DocketNumber: No. CV92-0331912 S
Citation Numbers: 1994 Conn. Super. Ct. 2825
Judges: HODGSON, JUDGE.
Filed Date: 3/15/1994
Status: Non-Precedential
Modified Date: 4/18/2021
The suit was commenced with a complaint filed on May 5, 1992. The first and second counts of the third amended complaint are directed at defendant Eli Schwartz. On September 29, 1993, defendant Schwartz filed a motion to strike the first and second counts of the third amended complaint. That motion was denied by the court, Zoarski, J., in a memorandum of decision filed on November 10, 1993.
The motion to strike now before the court raises different grounds than the motion to strike denied by Judge Zoarski. The plaintiff has filed an objection on the ground that repeated motions to strike are not authorized by the rules of practice and that a defendant who fails to raise all grounds in his initial motion to strike is precluded from asserting other grounds in a piecemeal fashion in additional motions to strike. This argument has merit.
Practice Book 112 sets forth the pleadings allowed in civil cases and the order in which they must be pursued. Section 114 provides that the pleadings are to advance in order and that the pleadings shall advance at least one step within the fifteen-day period following the adjudication of the preceding motion.

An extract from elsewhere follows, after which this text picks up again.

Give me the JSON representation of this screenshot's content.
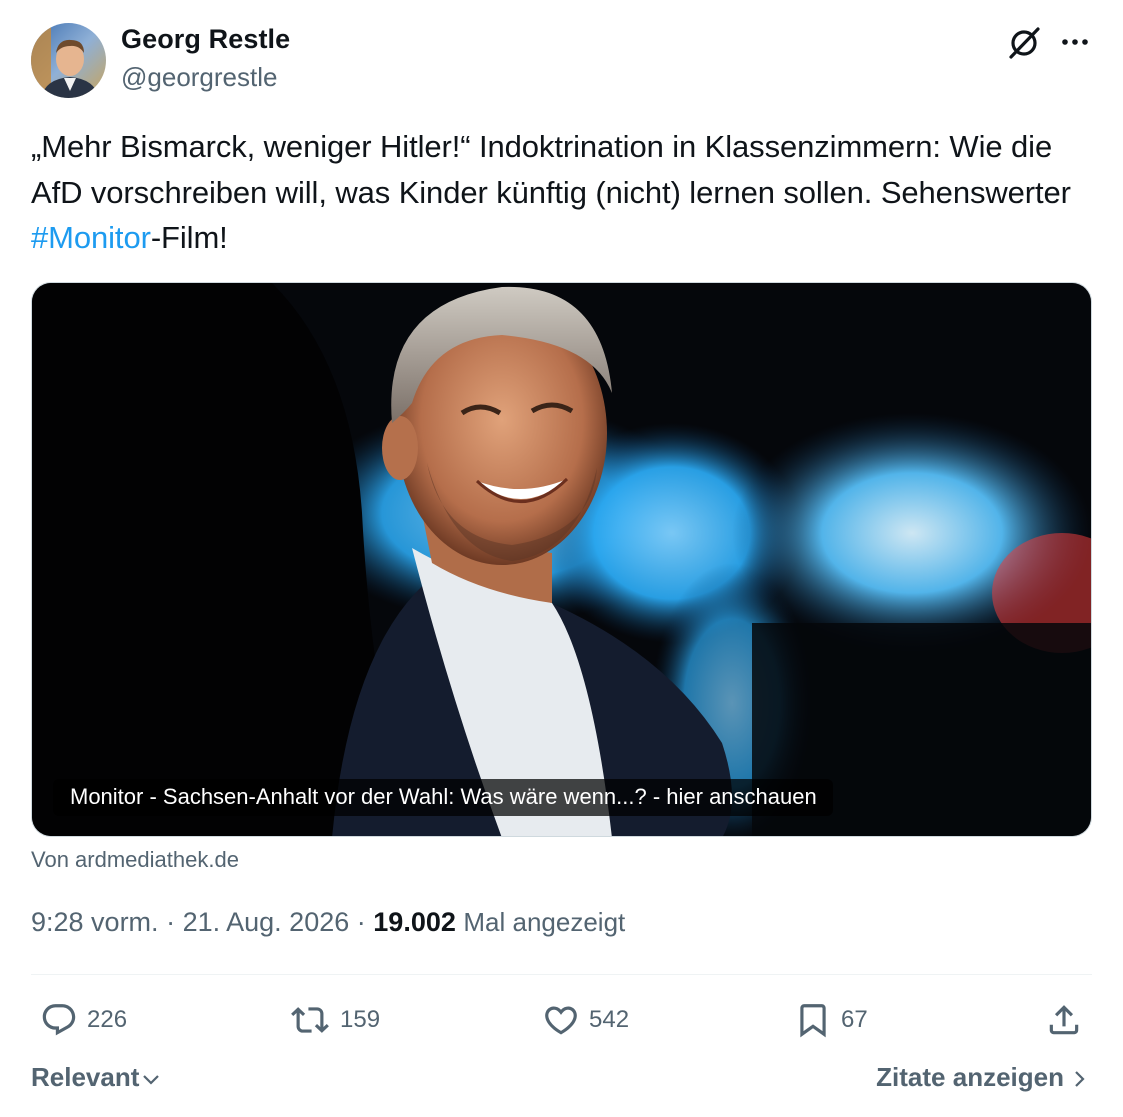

Read together, these provisions indicate that after his motion to strike was denied, the defendant did not have the option of filing another such motion but could only file a pleading enumerated later in the list of authorized pleadings.
The practice book provisions specifically relating to motions to strike confirm this interpretation. Practice Book 154 provides that each motion to strike shall "set forth each such claim of insufficiency and shall distinctly specify the reason or reasons for each claimed insufficiency" [emphasis supplied]. Practice Book CT Page 2827 156 provides that a judge deciding a motion to strike in which more than one ground is asserted shall specify the ground relied upon in striking the claim. These provisions specify that multiple grounds are to be pleaded together in the same motion to strike though they are to be articulated separately and adjudicated with specificity.
Since the Practice Book specifically provides for the assertion of multiple grounds in a single motion to strike, and since it further provides that pleadings are to advance after the adjudication of each enumerated pleading, the defendant may not delay the progress of the suit by dividing his grounds and pleading them in successive, multiple motions to strike.
Defendant Schwartz's Second Motion to Strike is denied as an unauthorized pleading.